Example jobΒΆ

The following job script job.sh is an example from Riley et al. 2019 (ApJL, 887, L21), for the Slurm batch system on the Cartesius system (see SURFsara systems).

#!/bin/bash
#SBATCH -N 5
#SBATCH --tasks-per-node=32
#SBATCH -t 1-00:00:00
#SBATCH -p broadwell
#SBATCH --job-name=run1

echo start of job in directory $SLURM_SUBMIT_DIR
echo number of nodes is $SLURM_JOB_NUM_NODES
echo the allocated nodes are:
echo $SLURM_JOB_NODELIST

module load intel/2017b
module load python/2.7.9

cp -r $HOME/NICER_analyses/J0030_ST_PST $TMPDIR

cd $TMPDIR/J0030_ST_PST

export PYTHONPATH=$HOME/.local/lib/python2.7/site-packages/:$PYTHONPATH

export OMP_NUM_THREADS=1
export OPENBLAS_NUM_THREADS=1
export GOTO_NUM_THREADS=1
export MKL_NUM_THREADS=1
export LD_LIBRARY_PATH=$HOME/MultiNest_v3.11_CMake/multinest/lib:$LD_LIBRARY_PATH

srun python main_run1.py > out_run1 2> err_run1

cp run1* out_run1 err_run1 $HOME/NICER_analyses/J0030_ST_PST/.
#end of job file

A corresponding resume script would look like:

#!/bin/bash
#SBATCH -N 30
#SBATCH --tasks-per-node=32
#SBATCH -t 2-00:00:00
#SBATCH -p broadwell
#SBATCH --job-name=run1_r1

echo start of job in directory $SLURM_SUBMIT_DIR
echo number of nodes is $SLURM_JOB_NUM_NODES
echo the allocated nodes are:
echo $SLURM_JOB_NODELIST

module load intel/2017b
module load python/2.7.9

cp -r $HOME/NICER_analyses/J0030_ST_PST $TMPDIR

cd $TMPDIR/J0030_ST_PST

export PYTHONPATH=$HOME/.local/lib/python2.7/site-packages/:$PYTHONPATH

export OMP_NUM_THREADS=1
export OPENBLAS_NUM_THREADS=1
export GOTO_NUM_THREADS=1
export MKL_NUM_THREADS=1
export LD_LIBRARY_PATH=$HOME/MultiNest_v3.11_CMake/multinest/lib:$LD_LIBRARY_PATH

srun python main_run1_resume1.py > out_run1_resume1 2> err_run1_resume1

cp run1* out_run1_resume1 err_run1_resume1 $HOME/NICER_analyses/J0030_ST_PST/.
#end of job file

Note how srun is aware of the MPI World, so there is no need specify the number of processes to spawn as a flag argument.
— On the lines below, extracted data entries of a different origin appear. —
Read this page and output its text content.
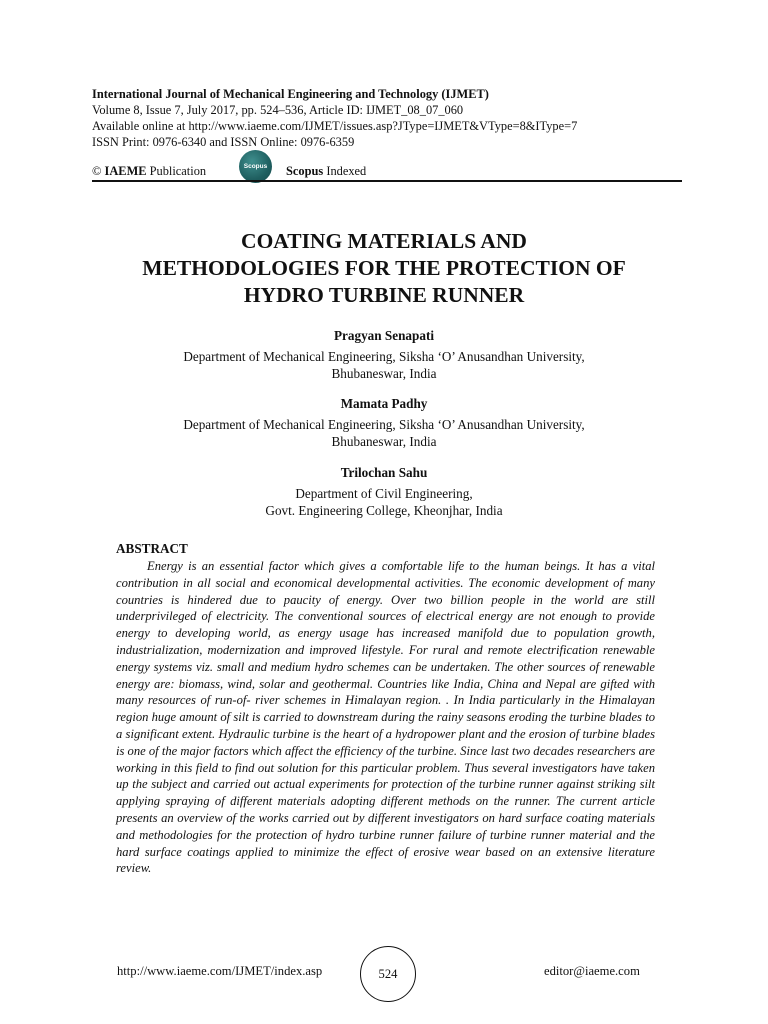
International Journal of Mechanical Engineering and Technology (IJMET)
Volume 8, Issue 7, July 2017, pp. 524–536, Article ID: IJMET_08_07_060
Available online at http://www.iaeme.com/IJMET/issues.asp?JType=IJMET&VType=8&IType=7
ISSN Print: 0976-6340 and ISSN Online: 0976-6359
© IAEME Publication	Scopus	Scopus Indexed
COATING MATERIALS AND
METHODOLOGIES FOR THE PROTECTION OF
HYDRO TURBINE RUNNER
Pragyan Senapati
Department of Mechanical Engineering, Siksha ‘O’ Anusandhan University,
Bhubaneswar, India
Mamata Padhy
Department of Mechanical Engineering, Siksha ‘O’ Anusandhan University,
Bhubaneswar, India
Trilochan Sahu
Department of Civil Engineering,
Govt. Engineering College, Kheonjhar, India
ABSTRACT

Energy is an essential factor which gives a comfortable life to the human beings. It has a vital contribution in all social and economical developmental activities. The economic development of many countries is hindered due to paucity of energy. Over two billion people in the world are still underprivileged of electricity. The conventional sources of electrical energy are not enough to provide energy to developing world, as energy usage has increased manifold due to population growth, industrialization, modernization and improved lifestyle. For rural and remote electrification renewable energy systems viz. small and medium hydro schemes can be undertaken. The other sources of renewable energy are: biomass, wind, solar and geothermal. Countries like India, China and Nepal are gifted with many resources of run-of- river schemes in Himalayan region. . In India particularly in the Himalayan region huge amount of silt is carried to downstream during the rainy seasons eroding the turbine blades to a significant extent. Hydraulic turbine is the heart of a hydropower plant and the erosion of turbine blades is one of the major factors which affect the efficiency of the turbine. Since last two decades researchers are working in this field to find out solution for this particular problem. Thus several investigators have taken up the subject and carried out actual experiments for protection of the turbine runner against striking silt applying spraying of different materials adopting different methods on the runner. The current article presents an overview of the works carried out by different investigators on hard surface coating materials and methodologies for the protection of hydro turbine runner failure of turbine runner material and the hard surface coatings applied to minimize the effect of erosive wear based on an extensive literature review.

http://www.iaeme.com/IJMET/index.asp	524	editor@iaeme.com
Also note that the number of processes (which we set to equal the number of physical cores per node) specified in the top directives is far higher than for the initial run. This is because parallelisation efficiency scales with the local rejection fraction during a nested sampling iteration.

Finally, note that only the root process will generate output for inspection.